The group issued the framework after a meeting in Cairo to discuss a proposal by its chief, Mouaz al-Khatib, for peace talks with regime representatives, a move that ruffled feathers in the umbrella opposition group.
“Bashar Assad and security leadership who are responsible for the current destruction of the country are outside the political process and must be held accountable for their crimes,” it said in a statement issued in English.
Meanwhile, Syrian government has written to the UN attacking Turkey’s “destructive” role in the conflict, state media reported.
“Turkey supports and publicly justifies terrorist, destructive acts” against Syria, the foreign ministry wrote in letters addressed to both the UN Security Council and Ban Ki-moon, UN secretary-general.

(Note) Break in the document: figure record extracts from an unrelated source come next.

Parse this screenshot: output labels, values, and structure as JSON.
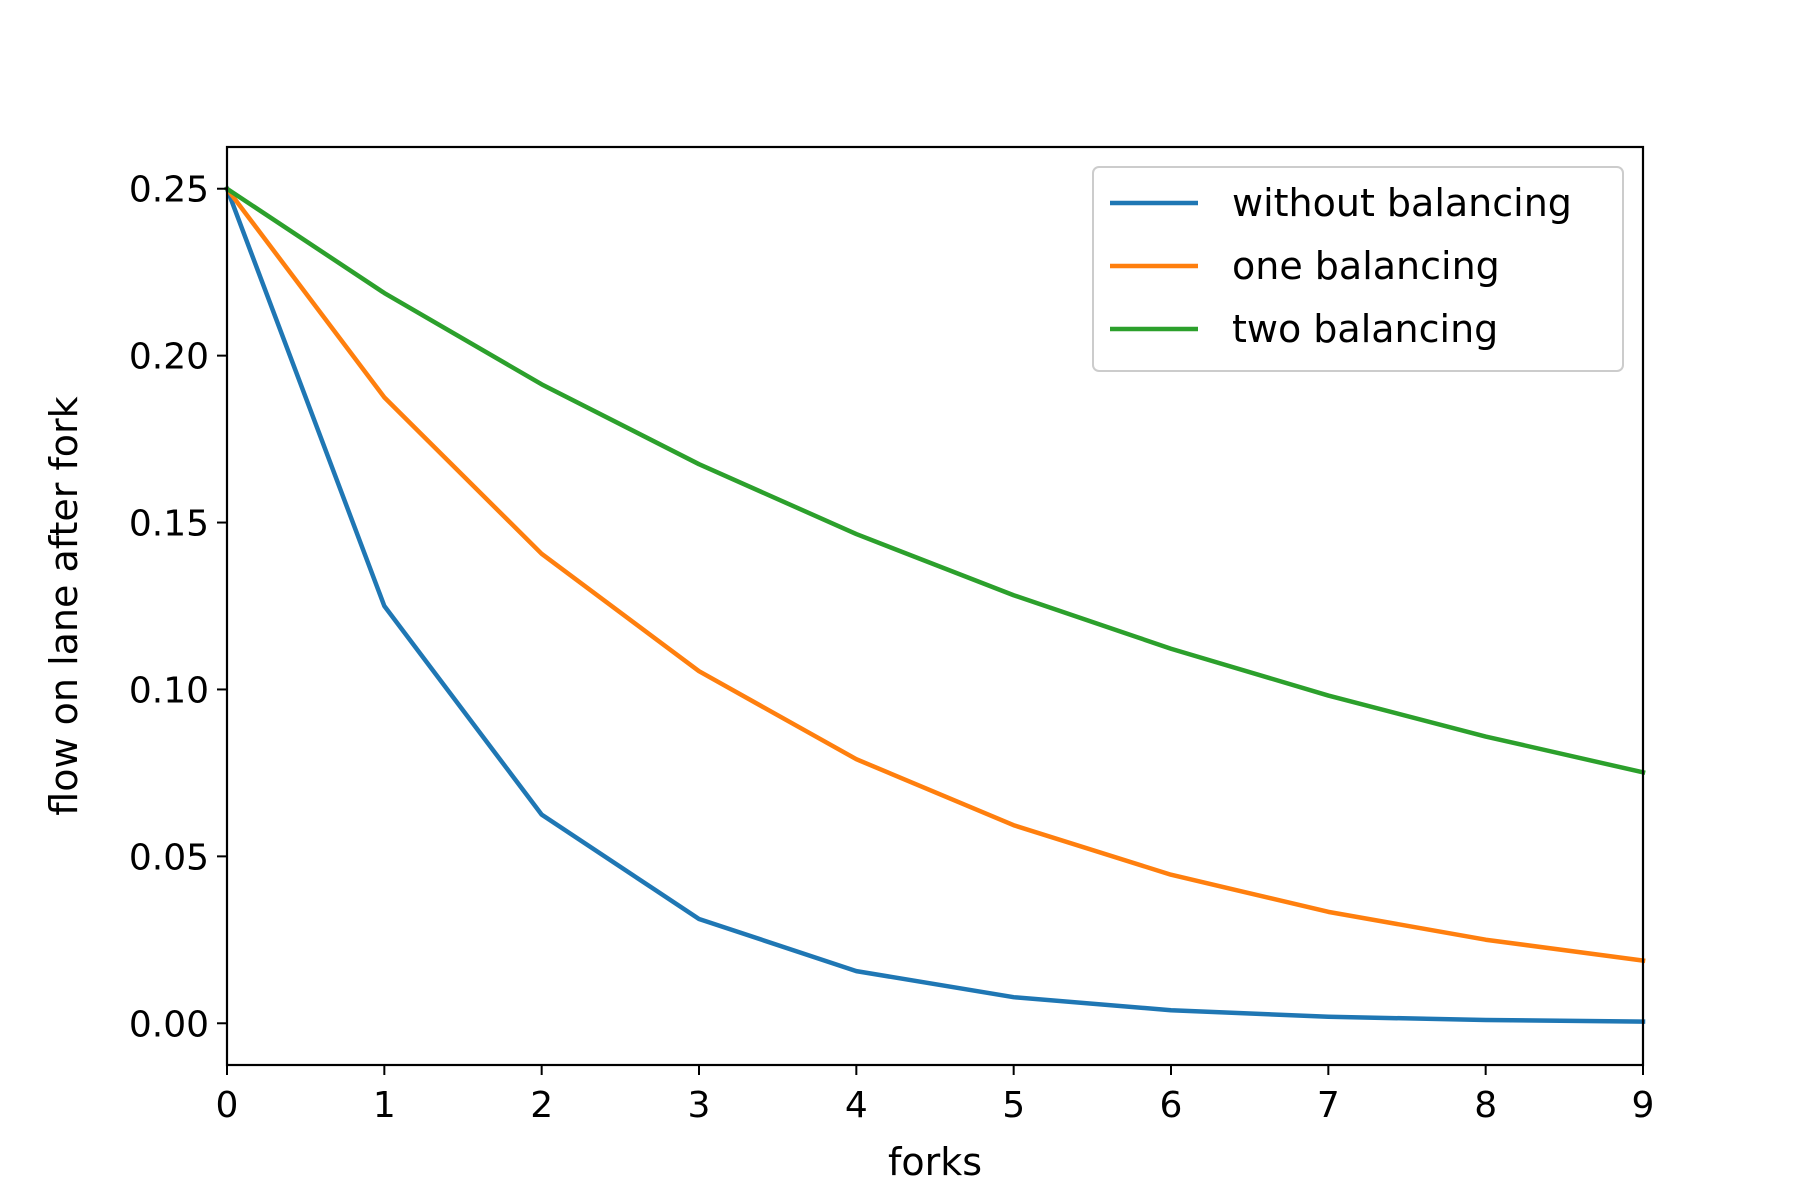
{
  "chart_data": {
    "type": "line",
    "xlabel": "forks",
    "ylabel": "flow on lane after fork",
    "xlim": [
      0,
      9
    ],
    "ylim": [
      -0.0125,
      0.2625
    ],
    "x_ticks": [
      "0",
      "1",
      "2",
      "3",
      "4",
      "5",
      "6",
      "7",
      "8",
      "9"
    ],
    "y_ticks": [
      "0.00",
      "0.05",
      "0.10",
      "0.15",
      "0.20",
      "0.25"
    ],
    "grid": false,
    "legend_position": "top-right",
    "x": [
      0,
      1,
      2,
      3,
      4,
      5,
      6,
      7,
      8,
      9
    ],
    "series": [
      {
        "name": "without balancing",
        "color": "#1f77b4",
        "values": [
          0.25,
          0.125,
          0.0625,
          0.03125,
          0.015625,
          0.0078125,
          0.00390625,
          0.001953,
          0.000977,
          0.000488
        ]
      },
      {
        "name": "one balancing",
        "color": "#ff7f0e",
        "values": [
          0.25,
          0.1875,
          0.140625,
          0.105469,
          0.079102,
          0.059326,
          0.044495,
          0.033371,
          0.025028,
          0.018771
        ]
      },
      {
        "name": "two balancing",
        "color": "#2ca02c",
        "values": [
          0.25,
          0.21875,
          0.191406,
          0.16748,
          0.146545,
          0.128227,
          0.112199,
          0.098174,
          0.085902,
          0.075164
        ]
      }
    ]
  }
}
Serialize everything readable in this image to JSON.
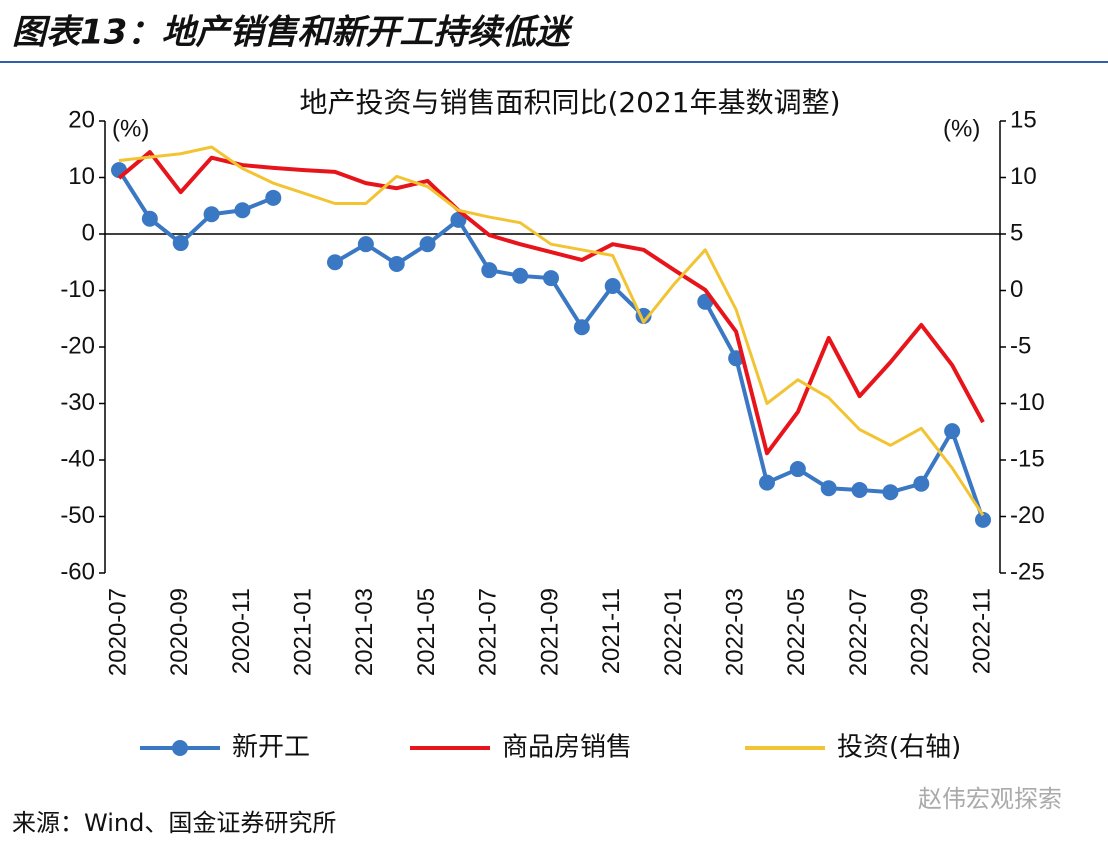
{
  "chart_data": {
    "type": "line",
    "header": "图表13：地产销售和新开工持续低迷",
    "title": "地产投资与销售面积同比(2021年基数调整)",
    "y_unit": "(%)",
    "y2_unit": "(%)",
    "categories": [
      "2020-07",
      null,
      "2020-09",
      null,
      "2020-11",
      null,
      "2021-01",
      null,
      "2021-03",
      null,
      "2021-05",
      null,
      "2021-07",
      null,
      "2021-09",
      null,
      "2021-11",
      null,
      "2022-01",
      null,
      "2022-03",
      null,
      "2022-05",
      null,
      "2022-07",
      null,
      "2022-09",
      null,
      "2022-11"
    ],
    "ylim": [
      -60,
      20
    ],
    "yticks": [
      -60,
      -50,
      -40,
      -30,
      -20,
      -10,
      0,
      10,
      20
    ],
    "y2lim": [
      -25,
      15
    ],
    "y2ticks": [
      -25,
      -20,
      -15,
      -10,
      -5,
      0,
      5,
      10,
      15
    ],
    "series": [
      {
        "name": "新开工",
        "color": "#3a78c4",
        "marker": true,
        "values": [
          11.3,
          2.7,
          -1.6,
          3.5,
          4.2,
          6.4,
          null,
          -5.0,
          -1.8,
          -5.3,
          -1.8,
          2.5,
          -6.4,
          -7.4,
          -7.8,
          -16.5,
          -9.2,
          -14.5,
          null,
          -12.0,
          -22.0,
          -44.0,
          -41.6,
          -45.0,
          -45.3,
          -45.7,
          -44.2,
          -34.9,
          -50.6
        ]
      },
      {
        "name": "商品房销售",
        "color": "#e8141c",
        "values": [
          9.9,
          14.5,
          7.4,
          13.5,
          12.2,
          11.7,
          11.3,
          11.0,
          9.0,
          8.1,
          9.4,
          4.2,
          -0.2,
          -1.8,
          -3.2,
          -4.6,
          -1.8,
          -2.8,
          -6.4,
          -9.9,
          -17.3,
          -38.8,
          -31.5,
          -18.4,
          -28.7,
          -22.7,
          -16.1,
          -23.2,
          -33.3
        ]
      },
      {
        "name": "投资(右轴)",
        "color": "#f2c433",
        "axis": "y2",
        "values": [
          11.5,
          11.8,
          12.1,
          12.7,
          10.8,
          9.5,
          8.6,
          7.7,
          7.7,
          10.1,
          9.2,
          7.1,
          6.5,
          6.0,
          4.1,
          3.6,
          3.1,
          -2.8,
          0.6,
          3.6,
          -1.7,
          -10.0,
          -7.9,
          -9.5,
          -12.3,
          -13.7,
          -12.2,
          -15.7,
          -19.9
        ]
      }
    ],
    "source": "来源：Wind、国金证券研究所",
    "watermark": "赵伟宏观探索"
  }
}
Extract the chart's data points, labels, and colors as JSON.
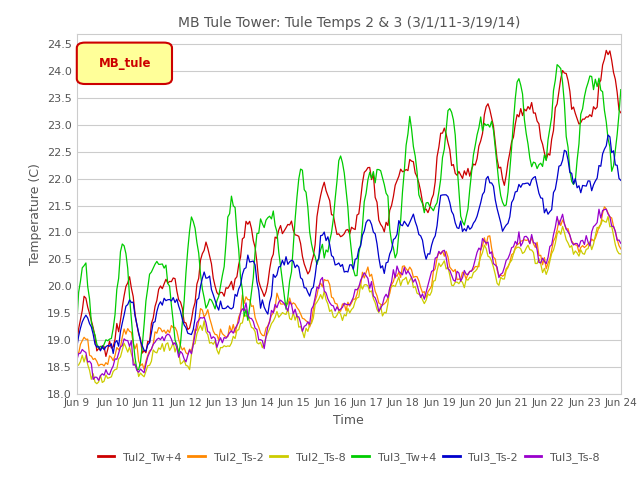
{
  "title": "MB Tule Tower: Tule Temps 2 & 3 (3/1/11-3/19/14)",
  "xlabel": "Time",
  "ylabel": "Temperature (C)",
  "ylim": [
    18.0,
    24.7
  ],
  "yticks": [
    18.0,
    18.5,
    19.0,
    19.5,
    20.0,
    20.5,
    21.0,
    21.5,
    22.0,
    22.5,
    23.0,
    23.5,
    24.0,
    24.5
  ],
  "xtick_labels": [
    "Jun 9",
    "Jun 10",
    "Jun 11",
    "Jun 12",
    "Jun 13",
    "Jun 14",
    "Jun 15",
    "Jun 16",
    "Jun 17",
    "Jun 18",
    "Jun 19",
    "Jun 20",
    "Jun 21",
    "Jun 22",
    "Jun 23",
    "Jun 24"
  ],
  "series_names": [
    "Tul2_Tw+4",
    "Tul2_Ts-2",
    "Tul2_Ts-8",
    "Tul3_Tw+4",
    "Tul3_Ts-2",
    "Tul3_Ts-8"
  ],
  "series_colors": [
    "#cc0000",
    "#ff8800",
    "#cccc00",
    "#00cc00",
    "#0000cc",
    "#9900cc"
  ],
  "legend_label": "MB_tule",
  "legend_box_color": "#ffff99",
  "legend_box_edge": "#cc0000",
  "bg_color": "#ffffff",
  "grid_color": "#cccccc",
  "title_color": "#555555"
}
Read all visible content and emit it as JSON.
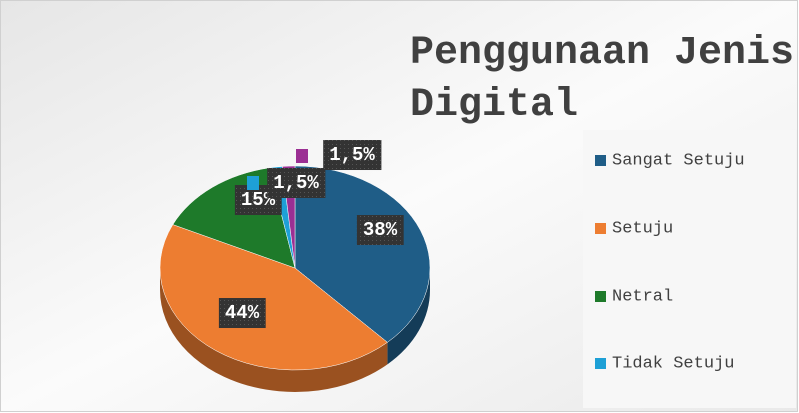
{
  "chart_data": {
    "type": "pie",
    "title": "Penggunaan Jenis Uang Digital",
    "categories": [
      "Sangat Setuju",
      "Setuju",
      "Netral",
      "Tidak Setuju",
      null
    ],
    "values": [
      38,
      44,
      15,
      1.5,
      1.5
    ],
    "value_labels": [
      "38%",
      "44%",
      "15%",
      "1,5%",
      "1,5%"
    ],
    "colors": [
      "#1f5d87",
      "#ed7d31",
      "#1e7a2a",
      "#1ea0d6",
      "#9b2f93"
    ],
    "legend": "right"
  }
}
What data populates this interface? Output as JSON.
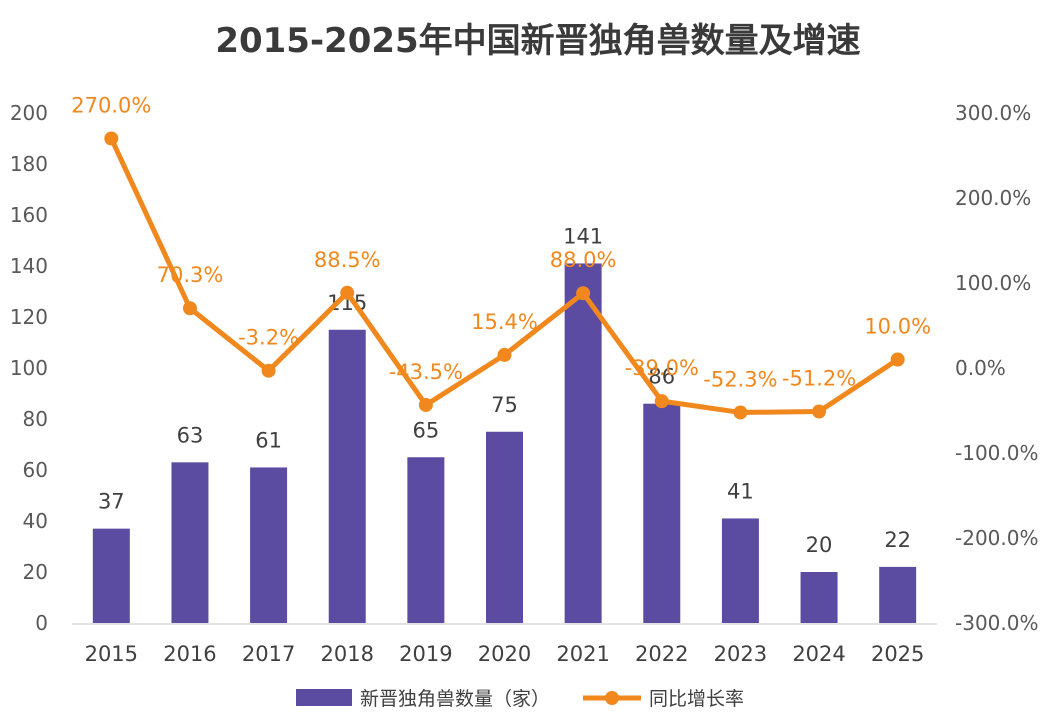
{
  "chart_data": {
    "type": "bar",
    "title": "2015-2025年中国新晋独角兽数量及增速",
    "categories": [
      "2015",
      "2016",
      "2017",
      "2018",
      "2019",
      "2020",
      "2021",
      "2022",
      "2023",
      "2024",
      "2025"
    ],
    "series": [
      {
        "name": "新晋独角兽数量（家）",
        "type": "bar",
        "axis": "left",
        "color": "#5b4ca2",
        "values": [
          37,
          63,
          61,
          115,
          65,
          75,
          141,
          86,
          41,
          20,
          22
        ],
        "labels": [
          "37",
          "63",
          "61",
          "115",
          "65",
          "75",
          "141",
          "86",
          "41",
          "20",
          "22"
        ]
      },
      {
        "name": "同比增长率",
        "type": "line",
        "axis": "right",
        "color": "#f0881e",
        "values": [
          270.0,
          70.3,
          -3.2,
          88.5,
          -43.5,
          15.4,
          88.0,
          -39.0,
          -52.3,
          -51.2,
          10.0
        ],
        "labels": [
          "270.0%",
          "70.3%",
          "-3.2%",
          "88.5%",
          "-43.5%",
          "15.4%",
          "88.0%",
          "-39.0%",
          "-52.3%",
          "-51.2%",
          "10.0%"
        ]
      }
    ],
    "y_left": {
      "min": 0,
      "max": 200,
      "ticks": [
        0,
        20,
        40,
        60,
        80,
        100,
        120,
        140,
        160,
        180,
        200
      ],
      "tick_labels": [
        "0",
        "20",
        "40",
        "60",
        "80",
        "100",
        "120",
        "140",
        "160",
        "180",
        "200"
      ]
    },
    "y_right": {
      "min": -300,
      "max": 300,
      "ticks": [
        -300,
        -200,
        -100,
        0,
        100,
        200,
        300
      ],
      "tick_labels": [
        "-300.0%",
        "-200.0%",
        "-100.0%",
        "0.0%",
        "100.0%",
        "200.0%",
        "300.0%"
      ]
    },
    "legend": [
      "新晋独角兽数量（家）",
      "同比增长率"
    ],
    "legend_position": "bottom",
    "grid": false
  }
}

“Turkey has turned its territory into camps used to house, train, finance and infiltrate armed terrorist groups, chief among them the al-Qaeda network and the al-Nusra Front.”
Also on Friday, the International Committee of the Red Cross (ICRC) said it had stepped up aid operations across the shifting front lines in Syria to bring food and medical assistance to civilians in rebel-held areas.
ICRC aid workers reached opposition-held Houla in Homs province for the second time in two weeks on Thursday, delivering medical supplies with government consent after being shut out for three months.
“I’ve come back from Syria convinced that we must expand operations in coming weeks and months and that we can and must build on our increasing presence in the most delicate regions including those under opposition control,” Pierre Kraehenbuehl, ICRC director of operations, announced in Geneva, Switzerland.
He later told Reuters news agency: “Our priority areas are Idlib and Aleppo in the north, where it is very unstable and fluid. Also the circle around Homs and Hama.”
The ICRC has been aiding some 1.5 million Syrians, via the Syrian Arab Crescent, in a conflict that the UN says has left some 70,000 people dead.
The UN has also said the number of Syrians who have fled the country could hit 1.1 million by June.
Customs officers in Finland, meanwhile, said they had seized spare parts for tanks in a container en route from Russia to Syria on board a Finnish ship docked at Helsinki’s Vuosaari port in January.
The European Union has banned all sales, delivery, transfers and exports of weapons to Syria.